Reason and ethics are what being one of the called People of God is about. Isaiah connects us with God through thought and action. Thus the mystery as to why the Creator of all that is requires an animal blood sacrificial system is answered. He does not. ‘Many centuries later, the apostle John repeated the sense of Isaiah’s message: ‘If someone says, “I love God,” and hates his brother, he is a liar; for he who does not love his brother whom he has seen, how can he love God whom he has not seen?’ (1 John 4:20) 'The leaders and people of Judah wanted to say they loved God by their religious ceremonies, but the Lord cared more about how they treated other people, especially the weak, the fatherless, the widow.' (Enduring Word Commentary)
Today’s new atheists hold that Christianity is irrational and superstitious without intellectual foundation. One of them called Christopher Hitchens (1949 – 2011) posited that organised religion is "violent, irrational, intolerant, allied to racism, tribalism, and bigotry, invested in ignorance and hostile to free inquiry, contemptuous of women and coercive toward children" and “sectarian, and that accordingly it "ought to have a great deal on its conscience". Surely he cannot have ever read the New Testament? Inhumanity is all that Hitchens attributes to religion.
You could hardly call Isaiah ‘woke’ but he and other prophets spoke about social justice. They used a stick. Isaiah offers his criticisms of Jerusalem. ‘See how the faithful city has become a prostitute! She once was full of justice; righteousness used to dwell in her— but now murderers! Your silver has become dross, your choice wine is diluted with water. Your rulers are rebels, partners with thieves; they all love bribes and chase after gifts. They do not defend the cause of the fatherless; the widow’s case does not come before them.’ (21 - 23)

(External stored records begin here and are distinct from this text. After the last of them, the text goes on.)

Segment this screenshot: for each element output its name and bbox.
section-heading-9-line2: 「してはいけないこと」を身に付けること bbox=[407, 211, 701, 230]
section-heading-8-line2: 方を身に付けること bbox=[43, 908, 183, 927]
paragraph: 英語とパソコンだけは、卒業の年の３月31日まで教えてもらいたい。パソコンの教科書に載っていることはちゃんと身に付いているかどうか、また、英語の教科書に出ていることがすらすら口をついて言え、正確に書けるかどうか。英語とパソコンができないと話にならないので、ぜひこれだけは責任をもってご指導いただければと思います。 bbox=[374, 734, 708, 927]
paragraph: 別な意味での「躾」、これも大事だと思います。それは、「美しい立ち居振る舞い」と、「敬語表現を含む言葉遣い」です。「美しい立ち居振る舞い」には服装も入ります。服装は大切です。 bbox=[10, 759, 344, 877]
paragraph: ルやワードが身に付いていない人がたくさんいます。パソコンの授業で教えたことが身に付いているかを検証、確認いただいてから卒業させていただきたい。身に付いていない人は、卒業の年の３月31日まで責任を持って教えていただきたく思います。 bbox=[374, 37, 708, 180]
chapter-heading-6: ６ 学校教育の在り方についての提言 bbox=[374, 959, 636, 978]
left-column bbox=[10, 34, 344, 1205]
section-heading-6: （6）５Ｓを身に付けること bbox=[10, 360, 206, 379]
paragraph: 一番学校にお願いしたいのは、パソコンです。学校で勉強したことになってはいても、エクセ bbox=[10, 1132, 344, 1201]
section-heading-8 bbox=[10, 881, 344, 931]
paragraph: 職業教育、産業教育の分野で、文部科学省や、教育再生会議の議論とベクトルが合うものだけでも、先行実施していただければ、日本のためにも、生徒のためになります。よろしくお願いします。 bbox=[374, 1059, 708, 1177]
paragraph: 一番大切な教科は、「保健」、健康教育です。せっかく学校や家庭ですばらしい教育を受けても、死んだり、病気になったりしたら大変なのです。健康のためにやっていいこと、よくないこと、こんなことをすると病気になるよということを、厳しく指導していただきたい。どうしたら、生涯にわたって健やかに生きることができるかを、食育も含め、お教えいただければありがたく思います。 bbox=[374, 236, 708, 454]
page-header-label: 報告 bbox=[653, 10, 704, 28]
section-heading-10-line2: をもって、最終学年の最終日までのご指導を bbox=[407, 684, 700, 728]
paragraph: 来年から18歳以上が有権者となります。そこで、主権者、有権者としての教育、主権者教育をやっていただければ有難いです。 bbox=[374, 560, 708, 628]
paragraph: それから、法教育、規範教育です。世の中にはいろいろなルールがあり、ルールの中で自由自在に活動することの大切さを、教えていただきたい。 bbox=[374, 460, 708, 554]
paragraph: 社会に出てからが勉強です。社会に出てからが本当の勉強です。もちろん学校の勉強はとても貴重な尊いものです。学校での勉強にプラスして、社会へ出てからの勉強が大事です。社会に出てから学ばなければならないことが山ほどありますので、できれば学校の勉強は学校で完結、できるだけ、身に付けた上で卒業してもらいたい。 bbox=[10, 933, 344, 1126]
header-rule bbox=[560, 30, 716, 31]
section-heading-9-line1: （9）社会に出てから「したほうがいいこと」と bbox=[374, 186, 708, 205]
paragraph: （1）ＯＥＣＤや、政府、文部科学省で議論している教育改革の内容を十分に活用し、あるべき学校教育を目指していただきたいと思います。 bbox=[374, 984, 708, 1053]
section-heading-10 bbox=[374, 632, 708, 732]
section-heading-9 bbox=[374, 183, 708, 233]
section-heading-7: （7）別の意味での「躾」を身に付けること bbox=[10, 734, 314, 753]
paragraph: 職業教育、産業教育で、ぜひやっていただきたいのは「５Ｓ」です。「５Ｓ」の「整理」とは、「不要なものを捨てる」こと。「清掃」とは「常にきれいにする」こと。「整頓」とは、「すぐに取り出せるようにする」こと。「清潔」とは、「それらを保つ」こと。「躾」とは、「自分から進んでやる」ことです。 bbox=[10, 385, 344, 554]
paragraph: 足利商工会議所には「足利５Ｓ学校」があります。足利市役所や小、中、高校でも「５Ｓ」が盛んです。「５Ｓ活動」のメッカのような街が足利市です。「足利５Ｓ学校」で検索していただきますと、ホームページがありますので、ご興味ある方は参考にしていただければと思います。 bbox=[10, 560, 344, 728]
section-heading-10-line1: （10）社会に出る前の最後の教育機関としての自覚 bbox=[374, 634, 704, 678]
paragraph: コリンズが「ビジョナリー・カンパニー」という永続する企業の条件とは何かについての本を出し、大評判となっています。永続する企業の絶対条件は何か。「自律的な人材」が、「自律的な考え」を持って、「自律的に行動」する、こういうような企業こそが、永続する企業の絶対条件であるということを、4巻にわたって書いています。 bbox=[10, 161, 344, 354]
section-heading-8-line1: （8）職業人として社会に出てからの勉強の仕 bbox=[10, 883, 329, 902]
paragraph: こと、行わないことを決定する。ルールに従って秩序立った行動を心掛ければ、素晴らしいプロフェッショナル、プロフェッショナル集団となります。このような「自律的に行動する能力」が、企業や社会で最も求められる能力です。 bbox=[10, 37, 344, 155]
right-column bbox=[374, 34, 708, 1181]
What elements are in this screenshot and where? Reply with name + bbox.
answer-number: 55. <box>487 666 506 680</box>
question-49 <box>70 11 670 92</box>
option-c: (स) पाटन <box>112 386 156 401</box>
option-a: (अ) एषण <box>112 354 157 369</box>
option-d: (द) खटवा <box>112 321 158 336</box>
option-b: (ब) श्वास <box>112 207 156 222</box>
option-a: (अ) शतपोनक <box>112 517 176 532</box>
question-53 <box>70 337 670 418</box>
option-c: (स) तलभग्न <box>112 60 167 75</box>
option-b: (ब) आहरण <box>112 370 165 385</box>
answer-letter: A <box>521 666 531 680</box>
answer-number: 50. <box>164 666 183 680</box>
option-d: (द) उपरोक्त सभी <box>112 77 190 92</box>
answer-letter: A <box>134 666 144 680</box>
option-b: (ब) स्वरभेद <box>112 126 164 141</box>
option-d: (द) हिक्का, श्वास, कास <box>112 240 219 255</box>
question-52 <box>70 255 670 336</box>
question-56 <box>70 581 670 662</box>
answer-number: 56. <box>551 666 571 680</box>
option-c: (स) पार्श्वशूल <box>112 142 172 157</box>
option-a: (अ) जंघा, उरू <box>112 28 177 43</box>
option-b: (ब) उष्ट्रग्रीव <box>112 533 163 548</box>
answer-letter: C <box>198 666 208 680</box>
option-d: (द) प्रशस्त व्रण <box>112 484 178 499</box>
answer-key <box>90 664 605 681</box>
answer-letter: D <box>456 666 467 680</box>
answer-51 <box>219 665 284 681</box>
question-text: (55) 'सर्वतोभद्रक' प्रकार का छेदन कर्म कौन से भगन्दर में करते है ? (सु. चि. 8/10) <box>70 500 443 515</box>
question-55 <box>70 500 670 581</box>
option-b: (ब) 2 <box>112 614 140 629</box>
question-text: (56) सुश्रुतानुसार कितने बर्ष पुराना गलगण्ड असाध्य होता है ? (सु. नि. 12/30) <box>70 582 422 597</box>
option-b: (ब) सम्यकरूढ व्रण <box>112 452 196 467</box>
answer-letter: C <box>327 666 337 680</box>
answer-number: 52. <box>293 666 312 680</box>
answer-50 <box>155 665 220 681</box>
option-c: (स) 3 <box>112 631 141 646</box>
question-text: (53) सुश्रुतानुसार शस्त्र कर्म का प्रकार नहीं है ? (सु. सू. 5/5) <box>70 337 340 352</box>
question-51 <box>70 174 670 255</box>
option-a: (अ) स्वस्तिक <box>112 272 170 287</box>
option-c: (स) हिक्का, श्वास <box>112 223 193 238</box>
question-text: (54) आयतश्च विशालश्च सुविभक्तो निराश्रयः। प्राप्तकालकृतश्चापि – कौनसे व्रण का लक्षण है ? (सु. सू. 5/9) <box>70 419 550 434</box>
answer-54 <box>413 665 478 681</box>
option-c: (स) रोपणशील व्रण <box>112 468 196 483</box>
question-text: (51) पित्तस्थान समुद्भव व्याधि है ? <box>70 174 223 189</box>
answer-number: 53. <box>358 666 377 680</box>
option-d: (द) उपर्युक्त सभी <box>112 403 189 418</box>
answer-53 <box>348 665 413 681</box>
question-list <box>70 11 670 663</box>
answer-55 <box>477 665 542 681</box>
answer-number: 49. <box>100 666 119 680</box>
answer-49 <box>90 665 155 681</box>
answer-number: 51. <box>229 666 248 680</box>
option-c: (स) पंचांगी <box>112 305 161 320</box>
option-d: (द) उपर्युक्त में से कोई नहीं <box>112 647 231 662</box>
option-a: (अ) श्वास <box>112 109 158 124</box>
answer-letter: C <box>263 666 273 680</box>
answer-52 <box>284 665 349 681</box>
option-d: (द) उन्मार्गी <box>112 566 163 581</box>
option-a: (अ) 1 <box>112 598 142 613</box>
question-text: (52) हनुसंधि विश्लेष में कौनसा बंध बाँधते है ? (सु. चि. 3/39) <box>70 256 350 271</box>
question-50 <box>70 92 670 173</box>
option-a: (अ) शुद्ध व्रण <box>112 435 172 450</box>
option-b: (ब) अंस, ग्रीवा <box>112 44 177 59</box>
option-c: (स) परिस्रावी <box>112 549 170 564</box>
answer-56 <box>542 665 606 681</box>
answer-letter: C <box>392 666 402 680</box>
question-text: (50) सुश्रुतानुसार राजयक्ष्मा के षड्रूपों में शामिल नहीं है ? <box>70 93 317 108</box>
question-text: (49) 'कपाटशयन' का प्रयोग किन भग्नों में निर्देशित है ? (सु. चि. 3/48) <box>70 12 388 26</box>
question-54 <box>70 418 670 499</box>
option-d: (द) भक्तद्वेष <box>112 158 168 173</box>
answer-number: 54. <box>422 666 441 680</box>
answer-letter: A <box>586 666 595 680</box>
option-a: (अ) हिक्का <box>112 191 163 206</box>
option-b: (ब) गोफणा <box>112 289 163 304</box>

The very first Christian community was egalitarian. Acts 2 : 42 – 47 reads ‘They devoted themselves to the apostles’ teaching and to fellowship, to the breaking of bread and to prayer. Everyone was filled with awe at the many wonders and signs performed by the apostles. All the believers were together and had everything in common. They sold property and possessions to give to anyone who had need. Every day they continued to meet together in the temple courts. They broke bread in their homes and ate together with glad and sincere hearts, praising God and enjoying the favour of all the people. And the Lord added to their number daily those who were being saved.’ I remember a cynical university lecturer describing this as a kind of pre-Marxist Community. It didn’t last long. In Acts 5 : 1 – 11 we learn of hypocrisy within the first Church. The incident of Ananias and Sapphira’s financial dishonesty led to their deaths caused by spiritual shock on being exposed.
The prophets also offered carrots. Martin Luther King quoted Amos 5 : 24 ‘But let justice roll on like a river, righteousness like a never-failing stream!’ There are also the well known words of Micah 6 : 8. ‘He has shown you, O mortal, what is good. And what does the Lord require of you? To act justly and to love mercy and to walk humbly with your God.’ And Isaiah offered one. ‘I will restore your leaders as in days of old, your rulers as at the beginning. Afterward you will be called the City of Righteousness, the Faithful City. Zion will be delivered with justice, her penitent ones with righteousness.’ (26 – 27)
Scottish Protestant Christianity has been characterised by the stick rather than the carrot. Calvinism was strict, behaviour orientated, judgemental and unforgiving. Over the centuries the Church of Jesus in Scotland was rent by disagreements, schisms and disruptions. We are living through the consequences of the last of these caused by the decision of the 2009 General Assembly of the Church of Scotland to allow a publicly self-declared actively homosexual minister whose previous heterosexual marriage had ended in divorce to transfer to another parish. Roman Catholicism in Scotland was no less stick rather than carrot. For many decades fear of the priest and the hierarchy overshadowed the lives of those who had come from Ireland. The preponderance of trauma among Catholics may have found expression in later pathology. In stark contrast Episcopalians in Scotland were lightweight and far from serious who nevertheless exerted disproportionate influence in the media through the advocacy of an extreme liberalism in belief and morality which even extended to denial of the basic beliefs of universal Christianity. This was all carrot and no stick. It chimed with the times.
The politically correct ‘woke’ Church of Scotland today is characterised not just by carrot and no stick. It is carrot cake and silver stick Christianity. It is a soft and sweet carrot cake – liberal Christianity with its inclusive message that God loves everyone no matter who or what. And the stick is not crudely made of wood. It is a silver stick – like the ones the Queen’s attendants carry – pleasant words of gentle reflection to congregations and to the nation so as not to upset anyone. ‘There, there, - everything will be OK.’ Yet decline is quickening. Churches are closing. Congregations are being herded together like cattle in the wild west. And the geopolitics of the day are suddenly frightening.
Throughout the 3,000+ years of Judaism and Christianity there has always been a minority of faithful souls who carried the torch of faith forward and kept the Covenant moving through ages and generations. Isaiah himself described them as ‘the remnant.’ Jesus called them his ‘little flock’. That is where we are today. Elsewhere in the world Christianity is flourishing, growing and advancing as many come to living faith in Jesus Christ. 2.5 billion of all humanity so identify. It is we in this land and in the west who have lost our way. The prophets of the Old Testament suffered for telling the people the truth. There are none such in the land today.